Study CD1 included 662 patients and compared placebo with Cimzia 400 mg at weeks 0, 2, and 4 and every 4 weeks thereafter for a total duration of 24 weeks. There was a statistically significantly greater response rate in the Cimzia patients at weeks 6 and 26, compared with patients in the placebo group.

Study CD2> included patients who had been using and responded to Cimzia for 6 weeks; patients using Cimzia without a response at this point were withdrawn from the study. This group was then randomized to either continuation treatment with Cimzia or placebo. At weeks 6 and 26, there was a statistically significantly greater response and remission rate in the Cimzia patients, compared with the placebo group.2


Cimzia should be administered as 2 subcutaneous injections of 200 mg each (400 mg total dose) at weeks 2 and 4. If clinical response is achieved, Cimzia should be continued as a maintenance therapy at a dose of 400 mg subcutaneously every 4 weeks.2

Warnings and Precautions

Cimzia carries a boxed warning regarding the risk for serious infections. Treatment with Cimzia should not be initiated during an active infection. Tuberculosis, fungal infections, and other opportunistic infections have been noted in patients using Cimzia; in some cases, these infections have been fatal. Patients should be evaluated for tuberculosis and its risk factors both prior to and throughout treatment with Cimzia.

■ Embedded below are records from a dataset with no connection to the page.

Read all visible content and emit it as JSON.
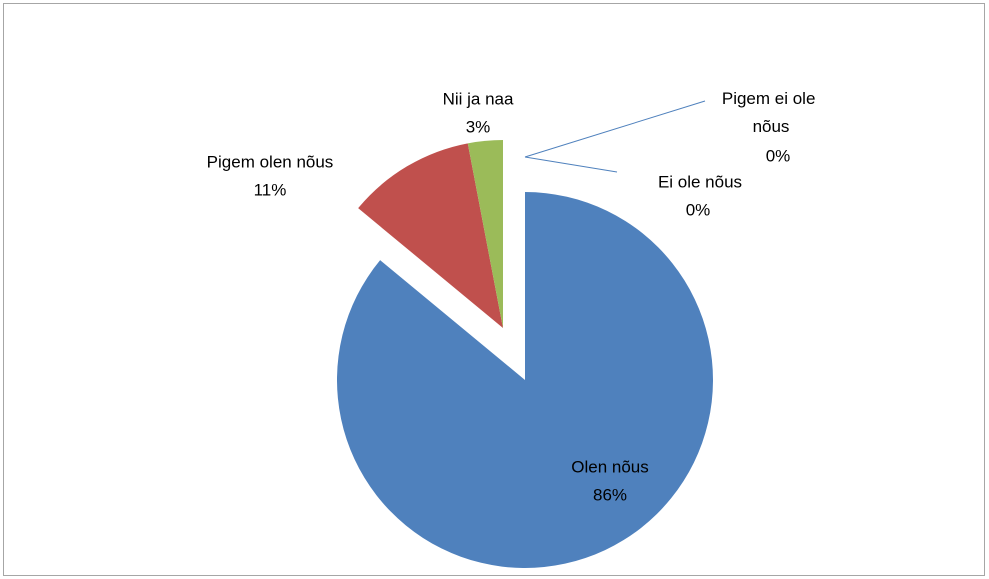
{
  "chart_data": {
    "type": "pie",
    "categories": [
      "Olen nõus",
      "Pigem olen nõus",
      "Nii ja naa",
      "Pigem ei ole nõus",
      "Ei ole nõus"
    ],
    "values": [
      86,
      11,
      3,
      0,
      0
    ],
    "value_labels": [
      "86%",
      "11%",
      "3%",
      "0%",
      "0%"
    ],
    "colors": [
      "#4f81bd",
      "#c0504d",
      "#9bbb59",
      "#8064a2",
      "#4bacc6"
    ]
  }
}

In patients who are chronic carriers of the hepatitis B virus, the use of Cimzia may increase the risk of reactivation. Clinical trials with TNF blockers have demonstrated an increased incidence of malignancy, compared with the control group. Hypersensitivity and neurologic reactions and a lupuslike syndrome have occurred in patients using Cimzia. Pancytopenia and aplastic anemia have been reported in patients using TNF blockers. Cimzia should not be used with anakinra, as the combination may predispose the patient to the development of a serious infection. Patients using Cimzia should not receive live vaccines. Cimzia should be used with caution in patients with heart failure. Cimzia is not approved for use in pediatric patients. Cimzia is a pregnancy category B drug. Its use in breast-feeding has not been studied.2

Patient Education

Patients should understand that treatment with Cimzia might suppress the immune system. Pharmacists should make sure patients can recognize and identify the signs and symptoms of tuberculosis and other serious infections and will immediately report to their health care provider if any signs or symptoms occur.5

Patients should be aware that treatment with Cimzia may increase the risk for lymphoma and other malignancies. Any other changes in health (heart disease, neurologic disease, autoimmune disorders, bruising, bleeding, or persistent fever) should be reported to a health care provider immediately.2

Headache, upper respiratory infections, urinary tract infections, abdominal pain, injection site reactions, and nausea are the most commonly reported side effects from treatment with Cimzia.1,2 Cimzia was approved with a Medication Guide; patients should read this guide prior to beginning therapy and periodically throughout treatment with Cimzia.1


  1. FDA approves Cimzia to treat Crohn?s disease. FDA Web site. www.fda.gov/bbs/topics/news/2008/new01821.html. Accessed July 2008.
  2. Cimzia [package insert]. Smyran, GA: UCB Inc; 2008. www.cimzia.com/pdf/CIMZIA%20PI%20032008.pdf. Accessed July 2008.
  3. Cimzia approved in the US for the treatment of moderate to severe Crohn's Disease [press release]. www.ucb-group.com/news/3384.asp. Accessed July 2008.
  4. Crohn?s disease. www.digestive.niddk.nih.gov/ddiseases/pubs/crohns/Crohn.pdf. Accessed July 2008.
  5. Cimzia medication guide. www.cimzia.com/pdf/MedicationGuide.pdf. Accessed July 2008.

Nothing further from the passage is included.